ワンルームマンション « studio »を借りたとする。日本のユニットバスを想像してはいけない(京都に数日滞在した時に安価なビジネスホテルに泊まった。バスルームの機能性と快適さには驚いた)。広さ2m x 1mをカーテンが仕切り、半分はシャワー部。残りに洗面と便器が収まっている。トイレが別になっていれば幸運。バスタブはない。
もう少し大きくなると、バスタブ« baignoire »がシャワートレイの代わりになる。日本のビジネスホテルのバスルームのスタイルを簡略化したものだと思えばいいか。
« appartement »マンションの広さがT3かT4くらいになるとバスルームもゆったりとしてくる。それでも独立したバスタブを入れようと思うとスペースが必要になる。折衷案としてバスタブとシャワーが一体化したものが頻繁に選ばれるわけだ。
運よくバスルームそのものが広い人はシャワーとバスタブを別々に設置する。この辺りのものになると店のカタログでもよく見かける。大変見栄えがいい。
形状と用途から想像されるように、バスタブはむしろアクセサリー。フランス人はバスルームを体を洗う場所としか捉えていない。
だからシャワーさえあれば文句を言わない。機能性第一。わざわざバスタブに湯をはって「温まる」なんて面倒なことは考えない。
そもそも「お風呂に入る」と言わずに « se laver »とか « se doucher »という。文字通り体を洗うという意味。
それじゃあバスタブはなんのためにあるの?
今の流行りはジャクジーとアロマ。要するにセラピー感覚。普段の生活でバスタブを使う人は、いなくはないが稀だろう。さもなければ「飾り」?所有欲を掻き立てるものではあるようだ。
個人差があるので異論はあることと思う。あくまで(個人的な)一般論。確かなのは、日常的にはシャワーしか使わないということ。この点ではほぼ100%の理解を得られると思う。
逆に、「温まる」日本式のバスタブ使用法が見直されてというか導入され始めている。現時点では「追い焚き」はない。さっきも触れたように、セラピーとして使われ、実際に導入しているマッサージ師 « kinésithétapeute »もいる。それ用のバスタブも専門店でちらほら見られる。普通のもの(1m60くらい?)と比べるとずっと短く(1m-1m20)深さがある。五右衛門風呂を長方形か楕円形にしたと思えばいい。「浸かって温まる」ことが目的だからこうなる。水の消費量も少なくてすむ。
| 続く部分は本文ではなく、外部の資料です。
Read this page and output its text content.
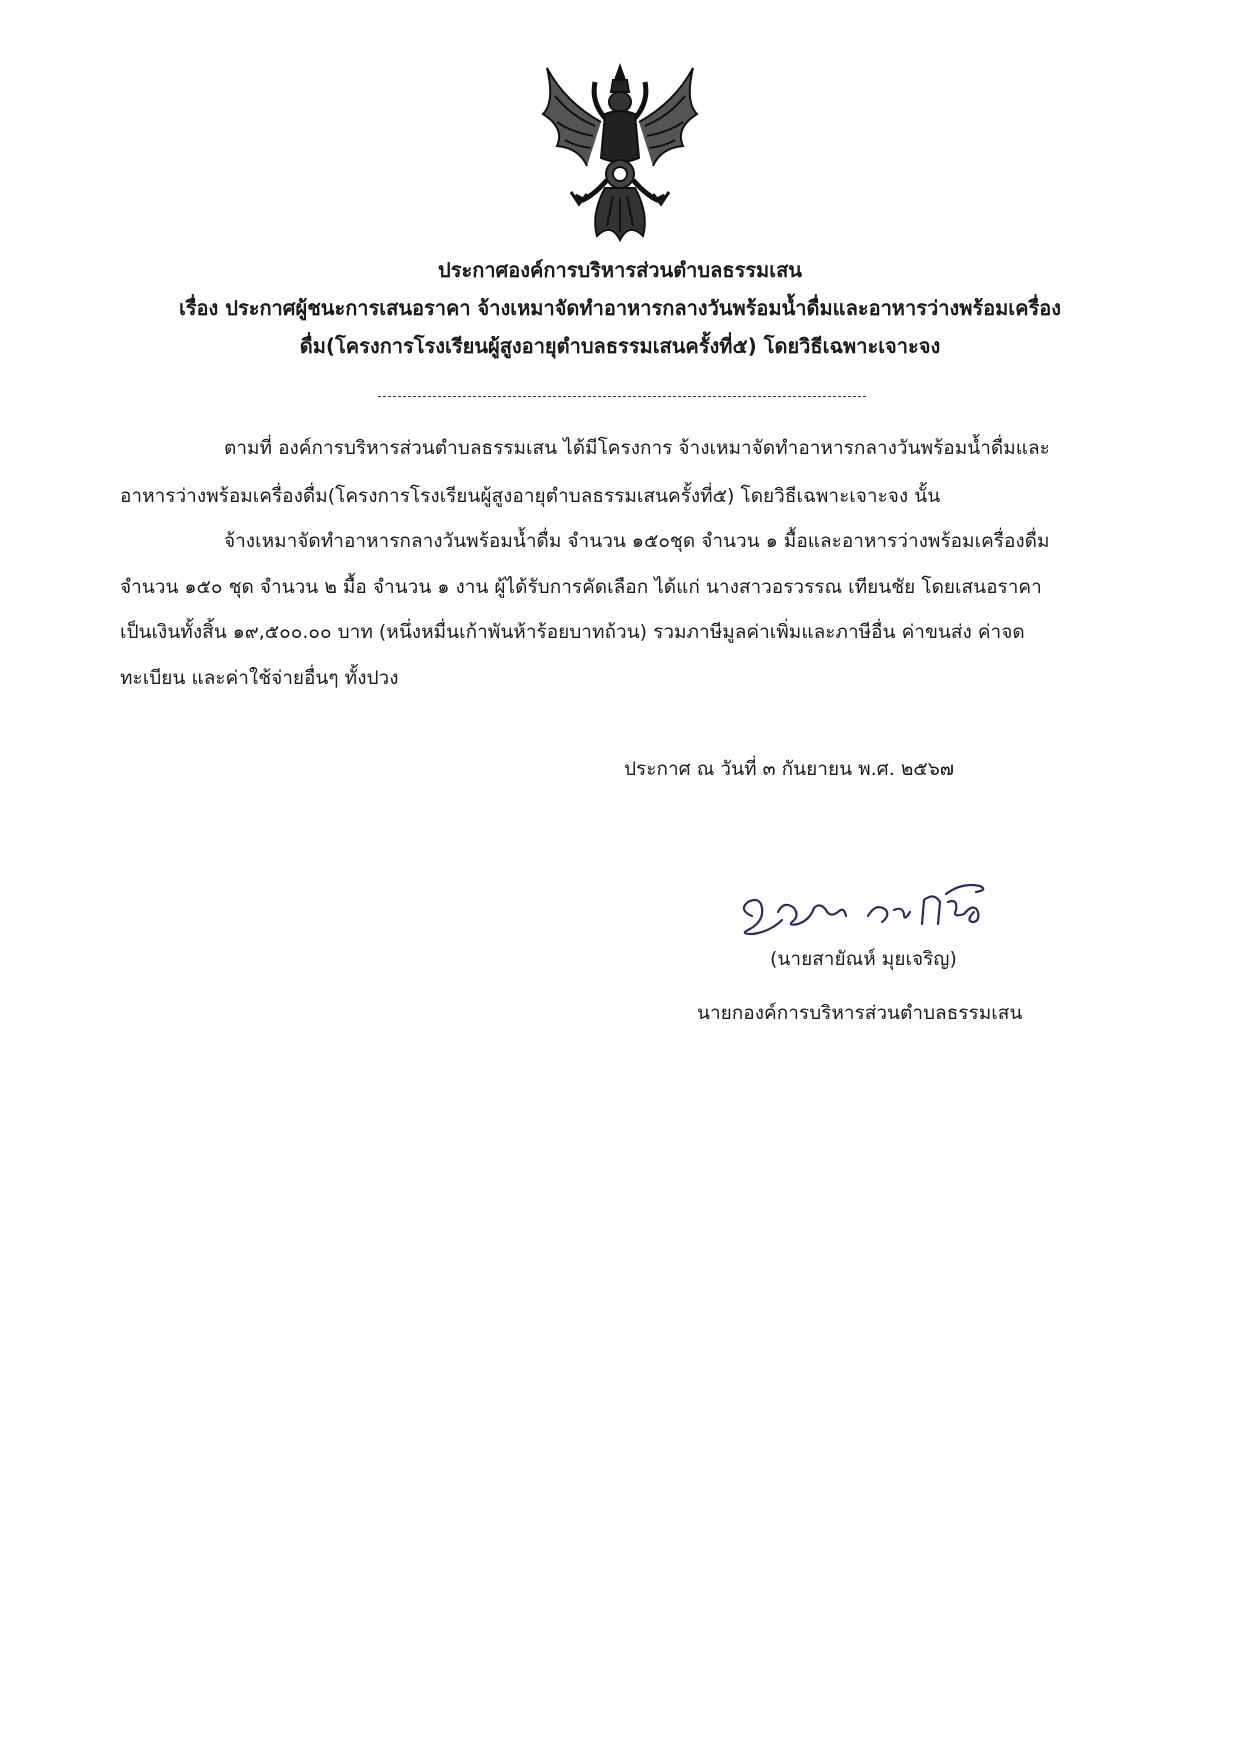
ประกาศองค์การบริหารส่วนตำบลธรรมเสน
เรื่อง ประกาศผู้ชนะการเสนอราคา จ้างเหมาจัดทำอาหารกลางวันพร้อมน้ำดื่มและอาหารว่างพร้อมเครื่อง
ดื่ม(โครงการโรงเรียนผู้สูงอายุตำบลธรรมเสนครั้งที่๕) โดยวิธีเฉพาะเจาะจง
ตามที่ องค์การบริหารส่วนตำบลธรรมเสน ได้มีโครงการ จ้างเหมาจัดทำอาหารกลางวันพร้อมน้ำดื่มและ
อาหารว่างพร้อมเครื่องดื่ม(โครงการโรงเรียนผู้สูงอายุตำบลธรรมเสนครั้งที่๕) โดยวิธีเฉพาะเจาะจง นั้น
จ้างเหมาจัดทำอาหารกลางวันพร้อมน้ำดื่ม จำนวน ๑๕๐ชุด จำนวน ๑ มื้อและอาหารว่างพร้อมเครื่องดื่ม
จำนวน ๑๕๐ ชุด จำนวน ๒ มื้อ จำนวน ๑ งาน ผู้ได้รับการคัดเลือก ได้แก่ นางสาวอรวรรณ เทียนชัย โดยเสนอราคา
เป็นเงินทั้งสิ้น ๑๙,๕๐๐.๐๐ บาท (หนึ่งหมื่นเก้าพันห้าร้อยบาทถ้วน) รวมภาษีมูลค่าเพิ่มและภาษีอื่น ค่าขนส่ง ค่าจด
ทะเบียน และค่าใช้จ่ายอื่นๆ ทั้งปวง
ประกาศ ณ วันที่ ๓ กันยายน พ.ศ. ๒๕๖๗
(นายสายัณห์ มุยเจริญ)
นายกองค์การบริหารส่วนตำบลธรรมเสน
また余談だが、フランスに着いて初めての家庭に居候した時、シャワーの使用に関して一つ注意された。
『シャワーは週2回まで。長く使うのはダメ」
??長く使うなというのはわかる。そもそもシャワーだからそう長くは居られない。でも週2回だけ?
実は週2−3回というのがフランスの、少なくとも普通の学生のシャワー頻度だった(今は知らないが)。まあ2日に1回というのは日本でも普通かも?3日に1回というのは、、、少し臭いそう。
ご存知の通りフランスは気候的に湿度が低いので汗をかきにくい環境ではある。2日に1回のシャワーはむしろ論理的でさえある。あとは個人差だろう。